Chinh’s career flourished in the US. She appeared in 45 feature films and television shows, among them the TV movies The Children of An Lac (1980), The Letter (1982) and The Girl Who Spelled Freedom (1986), and films like Hamburger Hill (1987), Gleaming the Cube (1988), Riot (1997) and Catfish in Black Bean Sauce (1999). She also landed a recurring role on ABC’s Vietnam war series China Beach from 1989 to 1991 and the Fox TV show 21 in 2008.

But her best-known role is that of Suyuan Woo in Wayne Wang’s The Joy Luck Club in 1993, a film about the relationship between Chinese immigrant mothers and their Chinese-American mothers. (One of Chinh’s co-stars in the film is HFPA member and celebrated Chinese actress Lisa Lu.)

In 1996, a documentary about her return to Saigon to reunite with her brother after 41 years and visit her father’s grave called Kieu Chinh: A Journey Home won an Emmy.

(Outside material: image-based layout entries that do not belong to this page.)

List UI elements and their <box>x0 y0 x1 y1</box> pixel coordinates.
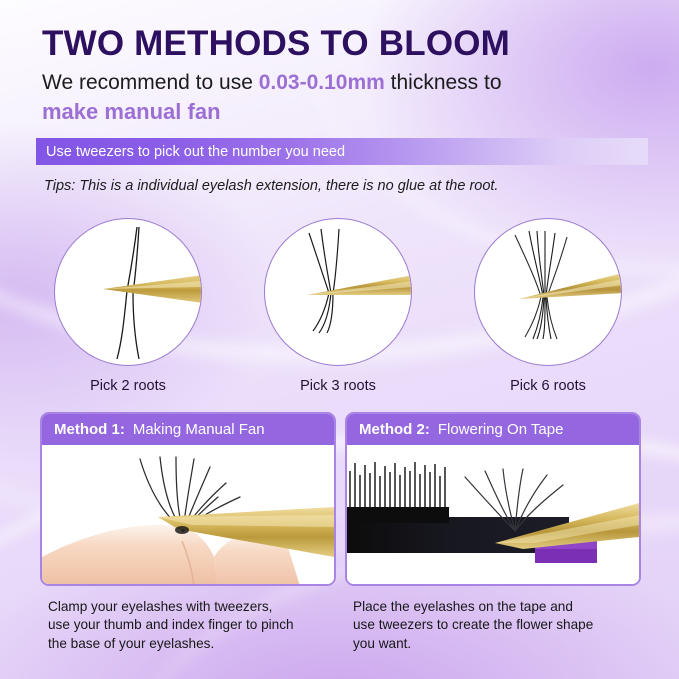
pick-roots-label-6: Pick 6 roots <box>468 378 628 394</box>
pick-roots-label-2: Pick 2 roots <box>48 378 208 394</box>
tweezer-illustration-2-roots <box>54 218 202 366</box>
subtitle-line-1: We recommend to use 0.03-0.10mm thicknes… <box>42 70 502 96</box>
pick-roots-item-3: Pick 3 roots <box>258 218 418 394</box>
method-2-name: Flowering On Tape <box>438 421 564 438</box>
tips-note: Tips: This is a individual eyelash exten… <box>44 178 498 194</box>
subtitle-text-after: thickness to <box>385 71 502 94</box>
method-2-caption: Place the eyelashes on the tape and use … <box>353 598 653 653</box>
subtitle-text-before: We recommend to use <box>42 71 259 94</box>
tweezer-illustration-6-roots <box>474 218 622 366</box>
subtitle-line-2: make manual fan <box>42 99 221 125</box>
method-2-photo <box>347 445 639 586</box>
instruction-banner: Use tweezers to pick out the number you … <box>36 138 648 165</box>
tweezer-illustration-3-roots <box>264 218 412 366</box>
pick-roots-item-6: Pick 6 roots <box>468 218 628 394</box>
method-1-name: Making Manual Fan <box>133 421 265 438</box>
instruction-banner-label: Use tweezers to pick out the number you … <box>46 144 345 160</box>
method-1-header: Method 1: Making Manual Fan <box>42 414 334 445</box>
tweezer-2-roots-svg <box>55 219 202 366</box>
method-card-2: Method 2: Flowering On Tape <box>345 412 641 586</box>
tweezer-6-roots-svg <box>475 219 622 366</box>
promo-infographic: TWO METHODS TO BLOOM We recommend to use… <box>0 0 679 679</box>
method-1-caption: Clamp your eyelashes with tweezers, use … <box>48 598 348 653</box>
method-1-number: Method 1: <box>54 421 125 438</box>
manual-fan-photo-svg <box>42 445 334 586</box>
subtitle-thickness-highlight: 0.03-0.10mm <box>259 71 385 94</box>
method-1-photo <box>42 445 334 586</box>
method-2-header: Method 2: Flowering On Tape <box>347 414 639 445</box>
flowering-on-tape-photo-svg <box>347 445 639 586</box>
method-card-1: Method 1: Making Manual Fan <box>40 412 336 586</box>
method-2-number: Method 2: <box>359 421 430 438</box>
pick-roots-label-3: Pick 3 roots <box>258 378 418 394</box>
pick-roots-item-2: Pick 2 roots <box>48 218 208 394</box>
page-title: TWO METHODS TO BLOOM <box>42 24 510 64</box>
tweezer-3-roots-svg <box>265 219 412 366</box>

She told the Los Angeles Times before she left on her trip: “All I want to do is hug my brother, look at him and hear his voice. I last saw him when he was a young man, and now he is an old man. I know on the other side of the ocean my brother has the same feelings about me.”

Chinh and Terry Anderson, a journalist who was held hostage in Lebanon for seven years, co-founded the Vietnam Children’s Fund which sets up schools and educates children in Vietnam.

Amongst the accolades that Chinh has received in her six-decade career are the Lifetime Achievement Award at the Vietnamese International Film Festival in 2003, the Special Acting Award at the Women’s Film Festival in Turin in 2003, and Lifetime Achievement Awards from the San Diego Asian Film Festival and the San Francisco Film Fest in 2006 and 2015, respectively. In 2009, Chinh was honored as the Woman of the Year for her work in film and community service by California Representative Lou Correa.

She lives in Garden Grove, California.